6 AZR 155/21

Massenentlassung - Verstoß gegen die Verpflichtung aus § 17 Abs. 3 Satz 1 KSchG - Sanktion? - Vorlage an den EuGH?

Details

  • Datum

    28.10.2021

  • Uhrzeit

    11:00 Uhr

  • Senat

    6. Senat

  • Aktenzeichen

    6 AZR 155/21

  • Art

    schriftliches Verfahren

  • Vorinstanz

    17 Sa 890/20
    Landesarbeitsgericht Niedersachsen

Vorbericht

Sechster Senat Donnerstag, 28. Oktober 2021, 11:00 Uhr
– Verkündungstermin im schriftlichen Verfahren –

Massenentlassung – Verstoß gegen die Verpflichtung aus § 17 Abs. 3 Satz 1 KSchG

O. (RA. Schomaker, Ostercappeln) ./.
M. als Insolvenzverwalter über das Vermögen der G. GmbH (Baker Tilly Rechtsanwaltsgesellschaft mbH, Frankfurt/Main)
– 6 AZR 155/21 –

Die Parteien streiten im Rahmen eines Insolvenzverfahrens über die Wirksamkeit einer ordentlichen betriebsbedingten Kündigung.
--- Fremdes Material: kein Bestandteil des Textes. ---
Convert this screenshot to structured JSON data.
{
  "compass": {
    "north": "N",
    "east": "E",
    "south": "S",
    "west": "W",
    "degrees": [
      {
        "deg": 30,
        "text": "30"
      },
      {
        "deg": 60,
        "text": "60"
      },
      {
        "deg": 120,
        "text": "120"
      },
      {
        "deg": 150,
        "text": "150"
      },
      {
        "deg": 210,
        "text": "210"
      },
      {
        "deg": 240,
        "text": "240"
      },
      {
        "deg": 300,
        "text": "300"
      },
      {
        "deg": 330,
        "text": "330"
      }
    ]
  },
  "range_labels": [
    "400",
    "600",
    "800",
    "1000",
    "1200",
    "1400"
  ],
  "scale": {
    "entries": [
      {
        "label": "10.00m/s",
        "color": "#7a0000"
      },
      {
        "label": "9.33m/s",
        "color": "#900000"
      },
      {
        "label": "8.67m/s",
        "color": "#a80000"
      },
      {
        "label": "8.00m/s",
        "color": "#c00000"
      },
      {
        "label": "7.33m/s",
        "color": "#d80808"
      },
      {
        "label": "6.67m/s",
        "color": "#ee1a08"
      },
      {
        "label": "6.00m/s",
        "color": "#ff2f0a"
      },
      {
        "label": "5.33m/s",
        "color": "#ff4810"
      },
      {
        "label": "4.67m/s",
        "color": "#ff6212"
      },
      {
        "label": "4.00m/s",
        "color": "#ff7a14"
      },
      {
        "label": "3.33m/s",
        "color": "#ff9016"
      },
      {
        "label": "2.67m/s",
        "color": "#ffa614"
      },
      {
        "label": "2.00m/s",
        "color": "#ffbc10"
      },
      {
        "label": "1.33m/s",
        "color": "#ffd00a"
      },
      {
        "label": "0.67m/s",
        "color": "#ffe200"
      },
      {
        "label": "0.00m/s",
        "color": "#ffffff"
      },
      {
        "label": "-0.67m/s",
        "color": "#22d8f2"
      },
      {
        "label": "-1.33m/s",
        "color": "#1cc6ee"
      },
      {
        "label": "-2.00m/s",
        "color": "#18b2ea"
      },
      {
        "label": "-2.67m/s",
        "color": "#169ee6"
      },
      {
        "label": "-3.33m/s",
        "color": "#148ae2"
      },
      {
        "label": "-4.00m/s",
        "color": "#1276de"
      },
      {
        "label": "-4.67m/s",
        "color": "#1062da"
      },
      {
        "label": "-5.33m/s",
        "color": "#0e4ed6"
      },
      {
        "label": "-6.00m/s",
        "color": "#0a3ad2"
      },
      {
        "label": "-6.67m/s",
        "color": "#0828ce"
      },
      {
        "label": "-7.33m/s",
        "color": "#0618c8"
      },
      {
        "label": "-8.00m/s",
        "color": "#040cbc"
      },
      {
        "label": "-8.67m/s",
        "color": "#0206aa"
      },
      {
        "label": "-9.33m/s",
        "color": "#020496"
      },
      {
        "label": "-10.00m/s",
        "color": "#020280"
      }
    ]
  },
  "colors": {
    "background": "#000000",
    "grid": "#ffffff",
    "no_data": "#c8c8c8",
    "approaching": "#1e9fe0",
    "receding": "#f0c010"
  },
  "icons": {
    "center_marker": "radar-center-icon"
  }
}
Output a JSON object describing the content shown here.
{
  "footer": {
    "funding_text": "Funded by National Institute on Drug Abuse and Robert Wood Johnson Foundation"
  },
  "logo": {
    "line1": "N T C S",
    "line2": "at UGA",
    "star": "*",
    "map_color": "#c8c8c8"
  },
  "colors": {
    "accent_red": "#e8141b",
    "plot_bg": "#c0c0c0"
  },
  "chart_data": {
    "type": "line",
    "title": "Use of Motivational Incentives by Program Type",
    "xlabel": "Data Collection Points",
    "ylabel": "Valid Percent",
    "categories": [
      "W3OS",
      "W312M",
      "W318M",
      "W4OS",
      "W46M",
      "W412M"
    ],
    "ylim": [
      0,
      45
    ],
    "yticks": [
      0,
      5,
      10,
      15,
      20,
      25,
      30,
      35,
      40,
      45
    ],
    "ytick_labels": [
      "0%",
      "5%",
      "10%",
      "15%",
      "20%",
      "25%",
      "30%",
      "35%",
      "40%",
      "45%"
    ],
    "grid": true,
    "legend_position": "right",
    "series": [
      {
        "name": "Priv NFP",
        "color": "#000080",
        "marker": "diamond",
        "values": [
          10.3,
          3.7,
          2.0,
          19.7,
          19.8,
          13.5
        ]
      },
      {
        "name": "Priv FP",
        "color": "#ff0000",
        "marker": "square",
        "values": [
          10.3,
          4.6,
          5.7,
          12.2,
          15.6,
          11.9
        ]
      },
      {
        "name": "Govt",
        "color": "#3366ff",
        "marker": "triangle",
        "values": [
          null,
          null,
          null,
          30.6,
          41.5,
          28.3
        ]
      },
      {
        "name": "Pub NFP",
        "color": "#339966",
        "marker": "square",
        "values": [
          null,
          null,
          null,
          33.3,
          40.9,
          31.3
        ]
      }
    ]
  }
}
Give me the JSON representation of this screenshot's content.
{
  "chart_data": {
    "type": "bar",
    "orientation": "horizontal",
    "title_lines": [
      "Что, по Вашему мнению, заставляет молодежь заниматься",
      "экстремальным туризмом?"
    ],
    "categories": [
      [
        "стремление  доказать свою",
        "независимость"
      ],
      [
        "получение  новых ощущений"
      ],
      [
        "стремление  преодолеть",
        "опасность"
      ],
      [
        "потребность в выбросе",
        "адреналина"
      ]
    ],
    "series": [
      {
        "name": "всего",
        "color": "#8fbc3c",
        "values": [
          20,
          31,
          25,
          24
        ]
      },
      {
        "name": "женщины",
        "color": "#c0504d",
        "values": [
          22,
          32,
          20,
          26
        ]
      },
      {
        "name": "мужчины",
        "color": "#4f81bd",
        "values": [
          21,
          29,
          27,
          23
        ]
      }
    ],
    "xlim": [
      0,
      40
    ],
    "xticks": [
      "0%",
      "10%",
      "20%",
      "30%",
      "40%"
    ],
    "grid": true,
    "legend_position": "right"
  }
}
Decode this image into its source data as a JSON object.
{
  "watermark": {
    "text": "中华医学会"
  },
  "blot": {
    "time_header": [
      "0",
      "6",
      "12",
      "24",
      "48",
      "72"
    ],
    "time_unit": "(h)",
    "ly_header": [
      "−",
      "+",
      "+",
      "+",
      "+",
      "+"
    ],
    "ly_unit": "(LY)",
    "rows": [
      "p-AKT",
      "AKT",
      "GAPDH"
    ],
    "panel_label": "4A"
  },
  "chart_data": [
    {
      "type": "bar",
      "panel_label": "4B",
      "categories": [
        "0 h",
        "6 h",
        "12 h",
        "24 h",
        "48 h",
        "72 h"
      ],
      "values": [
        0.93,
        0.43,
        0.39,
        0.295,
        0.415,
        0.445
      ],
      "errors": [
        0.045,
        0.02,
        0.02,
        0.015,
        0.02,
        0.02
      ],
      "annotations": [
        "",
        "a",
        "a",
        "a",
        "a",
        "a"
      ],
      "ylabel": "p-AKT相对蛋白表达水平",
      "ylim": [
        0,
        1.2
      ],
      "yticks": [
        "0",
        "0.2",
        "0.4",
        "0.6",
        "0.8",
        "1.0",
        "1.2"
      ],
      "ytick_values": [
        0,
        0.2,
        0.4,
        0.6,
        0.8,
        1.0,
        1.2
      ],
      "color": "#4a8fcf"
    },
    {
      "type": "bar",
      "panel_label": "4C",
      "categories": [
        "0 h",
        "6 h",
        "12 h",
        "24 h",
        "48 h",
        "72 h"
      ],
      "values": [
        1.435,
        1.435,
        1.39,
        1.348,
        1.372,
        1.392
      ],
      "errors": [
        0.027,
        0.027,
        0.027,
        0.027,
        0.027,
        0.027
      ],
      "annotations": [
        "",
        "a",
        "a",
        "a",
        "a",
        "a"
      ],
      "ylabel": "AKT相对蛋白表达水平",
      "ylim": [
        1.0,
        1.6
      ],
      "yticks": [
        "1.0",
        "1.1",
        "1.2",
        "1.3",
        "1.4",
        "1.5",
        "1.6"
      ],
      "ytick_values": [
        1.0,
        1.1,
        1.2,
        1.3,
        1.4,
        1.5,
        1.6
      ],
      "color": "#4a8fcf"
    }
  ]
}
Über das Vermögen der Schuldnerin wurde auf Antrag vom 29. Juli 2019 am 1. Oktober 2019 das Insolvenzverfahren eröffnet und zunächst Eigenverwaltung angeordnet, wobei der Beklagte zum Sachverwalter bestellt wurde. Mit Beschluss vom 29. Mai 2020 wurde die Eigenverwaltung mit Wirkung zum 1. Juni 2020 aufgehoben und der Beklagte zum Insolvenzverwalter bestellt.

Nach Abschluss eines Interessenausgleichs mit Namensliste, auf der ua. der Kläger aufgeführt ist, sowie einem Sozialplan am 22. Januar 2020 und der Erstattung einer Massenentlassungsanzeige nach § 17 KSchG kündigte die Insolvenzschuldnerin mit Schreiben vom 28. Januar 2020 das Arbeitsverhältnis des Klägers ordentlich zum 30. April 2020. Eine Abschrift der Mitteilung an den Betriebsrat nach § 17 Abs. 2 KSchG leitete die Insolvenzschuldnerin der Agentur für Arbeit entgegen § 17 Abs. 3 Satz 1 KSchG nicht zu.

Die Vorinstanzen haben die Klage abgewiesen. Das Landesarbeitsgericht hat angenommen, die streitbefangene Kündigung sei nicht wegen eines Verstoßes gegen die Verpflichtung aus § 17 Abs. 3 Satz 1 KSchG unwirksam. § 17 Abs. 3 Satz 1 KSchG sei kein Verbotsgesetz iSd. § 134 BGB, weil es sich insoweit lediglich um eine Nebenpflicht außerhalb des Anzeigeverfahrens handele.

Hiergegen wendet sich der Kläger mit seiner Revision.